Like Andros, I struggle to let bad performances go, focusing on what went wrong as opposed to what went right. This negative cycle can be all-consuming and isolating. I remember going to watch him when he was younger, if he didn’t play well he would shut down, we wouldn’t be able to talk to him, it was difficult seeing a loved one struggle internally and not knowing how to help them. Most weeks we looked forward to having a meal after the game, but when the match didn’t go well we knew we would have to give it a miss. A particular incident comes to mind where he had booked for us to go and to see comedian Jack Whitehall for my brother’s birthday and that same day it was the London derby (Arsenal vs Tottenham). Tottenham lost and due to the fear of backlash he’d receive he didn’t attend.
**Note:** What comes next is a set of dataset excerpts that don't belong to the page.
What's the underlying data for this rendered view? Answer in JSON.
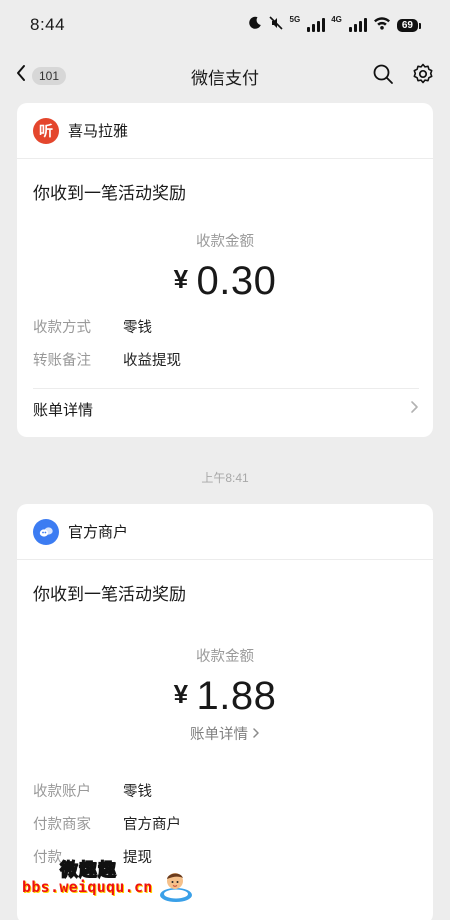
{
  "statusbar": {
    "time": "8:44",
    "net1": "5G",
    "net2": "4G",
    "battery": "69"
  },
  "navbar": {
    "title": "微信支付",
    "back_badge": "101"
  },
  "card1": {
    "merchant": "喜马拉雅",
    "title": "你收到一笔活动奖励",
    "amount_label": "收款金额",
    "currency": "¥",
    "amount": "0.30",
    "rows": [
      {
        "key": "收款方式",
        "value": "零钱"
      },
      {
        "key": "转账备注",
        "value": "收益提现"
      }
    ],
    "detail_link": "账单详情"
  },
  "timestamp": "上午8:41",
  "card2": {
    "merchant": "官方商户",
    "title": "你收到一笔活动奖励",
    "amount_label": "收款金额",
    "currency": "¥",
    "amount": "1.88",
    "detail_link": "账单详情",
    "rows": [
      {
        "key": "收款账户",
        "value": "零钱"
      },
      {
        "key": "付款商家",
        "value": "官方商户"
      },
      {
        "key": "付款…",
        "value": "提现"
      }
    ]
  },
  "watermark": {
    "title": "微趣趣",
    "url": "bbs.weiququ.cn"
  },
  "colors": {
    "background": "#ededed",
    "card": "#ffffff",
    "ximalaya_brand": "#e4462d",
    "official_brand": "#3c7cf2",
    "watermark_url": "#ee1111"
  }
}
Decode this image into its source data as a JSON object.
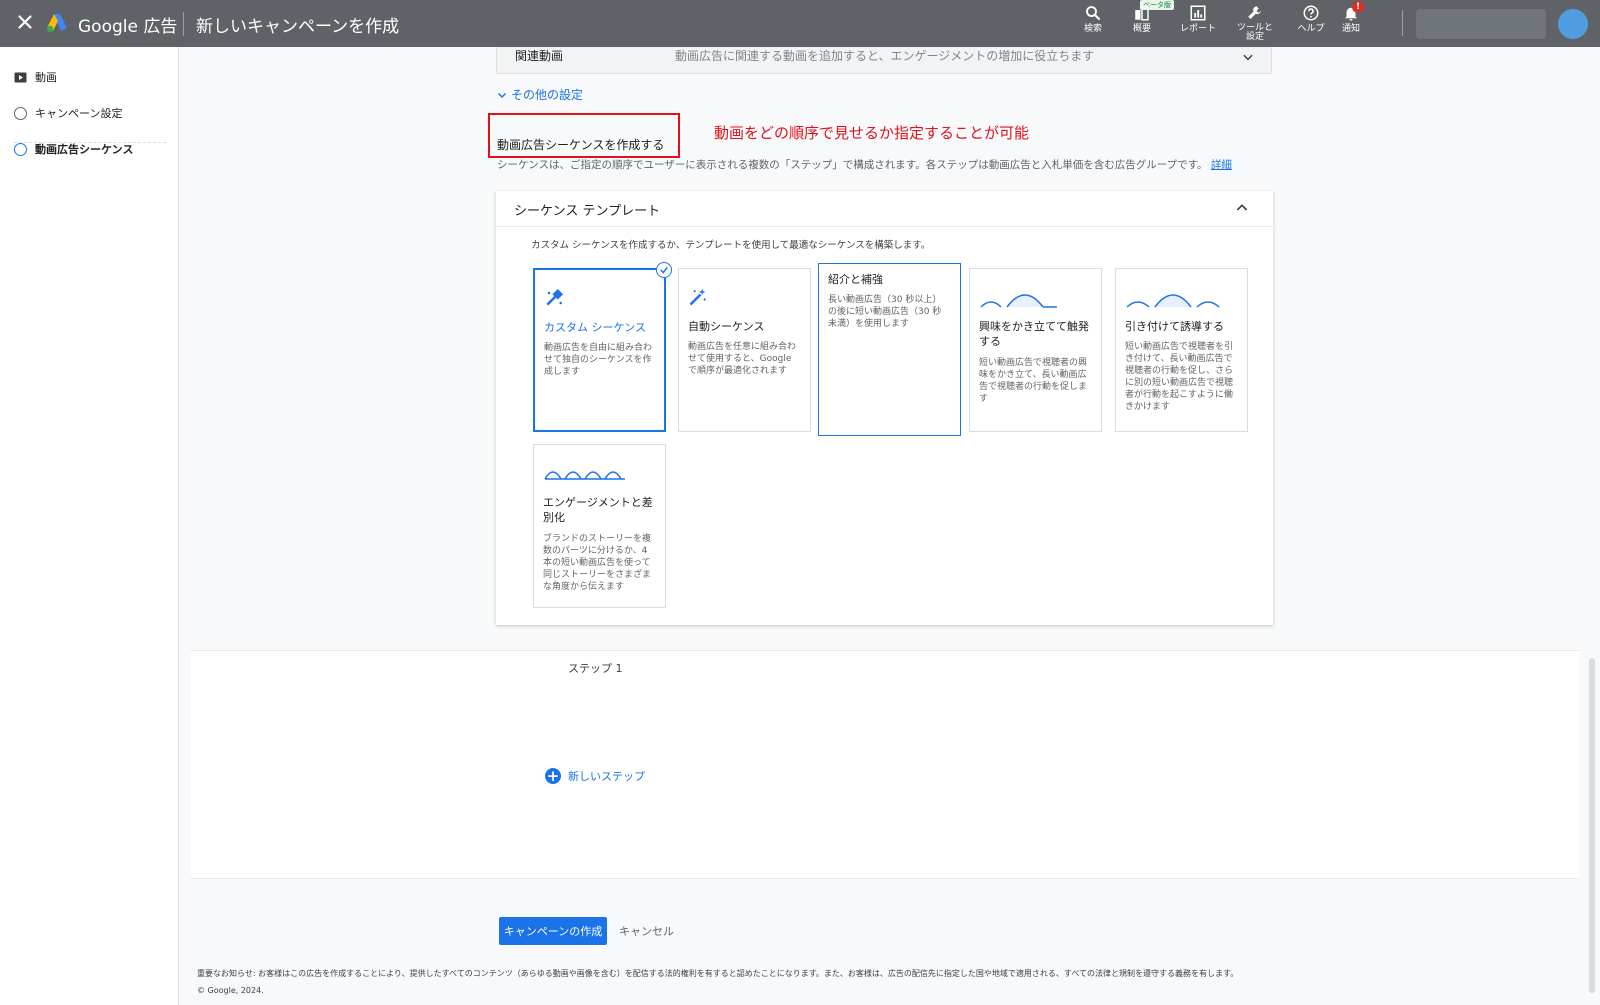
{
  "topbar": {
    "brand": "Google 広告",
    "title": "新しいキャンペーンを作成",
    "icons": [
      {
        "name": "search-icon",
        "label": "検索"
      },
      {
        "name": "overview-icon",
        "label": "概要",
        "badge": "ベータ版"
      },
      {
        "name": "report-icon",
        "label": "レポート"
      },
      {
        "name": "tools-icon",
        "label": "ツールと\n設定"
      },
      {
        "name": "help-icon",
        "label": "ヘルプ"
      },
      {
        "name": "bell-icon",
        "label": "通知",
        "badge": "!"
      }
    ]
  },
  "sidebar": {
    "items": [
      {
        "label": "動画",
        "icon": "video-icon"
      },
      {
        "label": "キャンペーン設定",
        "icon": "circle-icon"
      },
      {
        "label": "動画広告シーケンス",
        "icon": "circle-icon",
        "active": true
      }
    ]
  },
  "related": {
    "label": "関連動画",
    "description": "動画広告に関連する動画を追加すると、エンゲージメントの増加に役立ちます"
  },
  "other_settings": "その他の設定",
  "sequence": {
    "title": "動画広告シーケンスを作成する",
    "annotation": "動画をどの順序で見せるか指定することが可能",
    "description": "シーケンスは、ご指定の順序でユーザーに表示される複数の「ステップ」で構成されます。各ステップは動画広告と入札単価を含む広告グループです。",
    "detail_link": "詳細"
  },
  "template": {
    "title": "シーケンス テンプレート",
    "subtitle": "カスタム シーケンスを作成するか、テンプレートを使用して最適なシーケンスを構築します。",
    "cards": [
      {
        "name": "カスタム シーケンス",
        "desc": "動画広告を自由に組み合わせて独自のシーケンスを作成します",
        "icon": "custom-sequence-icon",
        "selected": true
      },
      {
        "name": "自動シーケンス",
        "desc": "動画広告を任意に組み合わせて使用すると、Google で順序が最適化されます",
        "icon": "magic-wand-icon"
      },
      {
        "name": "紹介と補強",
        "desc": "長い動画広告（30 秒以上）の後に短い動画広告（30 秒未満）を使用します",
        "icon": "none"
      },
      {
        "name": "興味をかき立てて触発する",
        "desc": "短い動画広告で視聴者の興味をかき立て、長い動画広告で視聴者の行動を促します",
        "icon": "wave-small-big-icon"
      },
      {
        "name": "引き付けて誘導する",
        "desc": "短い動画広告で視聴者を引き付けて、長い動画広告で視聴者の行動を促し、さらに別の短い動画広告で視聴者が行動を起こすように働きかけます",
        "icon": "wave-small-big-small-icon"
      },
      {
        "name": "エンゲージメントと差別化",
        "desc": "ブランドのストーリーを複数のパーツに分けるか、4 本の短い動画広告を使って同じストーリーをさまざまな角度から伝えます",
        "icon": "wave-four-icon"
      }
    ]
  },
  "steps": {
    "step_label": "ステップ 1",
    "new_step": "新しいステップ"
  },
  "actions": {
    "create": "キャンペーンの作成",
    "cancel": "キャンセル"
  },
  "footer": {
    "notice": "重要なお知らせ: お客様はこの広告を作成することにより、提供したすべてのコンテンツ（あらゆる動画や画像を含む）を配信する法的権利を有すると認めたことになります。また、お客様は、広告の配信先に指定した国や地域で適用される、すべての法律と規制を遵守する義務を有します。",
    "copyright": "© Google, 2024."
  },
  "colors": {
    "accent": "#1a73e8",
    "topbar": "#5f6368",
    "annotation": "#e3111c"
  }
}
“Five years ago, if I had a bad game, I’d come home, I’d be silent and it’s all I’d think about. I wouldn’t speak to my family for days. It’s only since I’ve had children that I can’t do that anymore. My children don’t know or care; they just want to play with me. So, having children has allowed me to get over that negative mentality, coupled with doing things outside of football has been beneficial for my mental health.”

As Andros’ contract at Crystal Palace is coming to an end, does he have any plans of playing abroad? “I think eventually I’d like to work abroad. Whether or not I am too young to leave the Premier League at the moment, I don’t know. I’ve had a couple of offers but I want to wait till my contract ends, I want to accumulate all the offers and decide what’s the best move for my family and myself at this point in my career, and make a decision based on that. But I’m open to anything.”

Having always admired Andros’s determination and dedication in achieving his goals, I couldn’t be more proud of him for all the work he is now doing to spread awareness surrounding mental health. His willingness to be open is a far cry from the boy he used to be in what can be said a difficult industry when it comes to vulnerability. I really do hope people read his journey and feel more comfortable reaching out for help. As the actress, Glenn Close once stated “What mental health needs is more sunlight, more candour, and more unashamed conversation.” I am hopeful that we are going in that direction; with individuals like Andros not being afraid to now talk about it.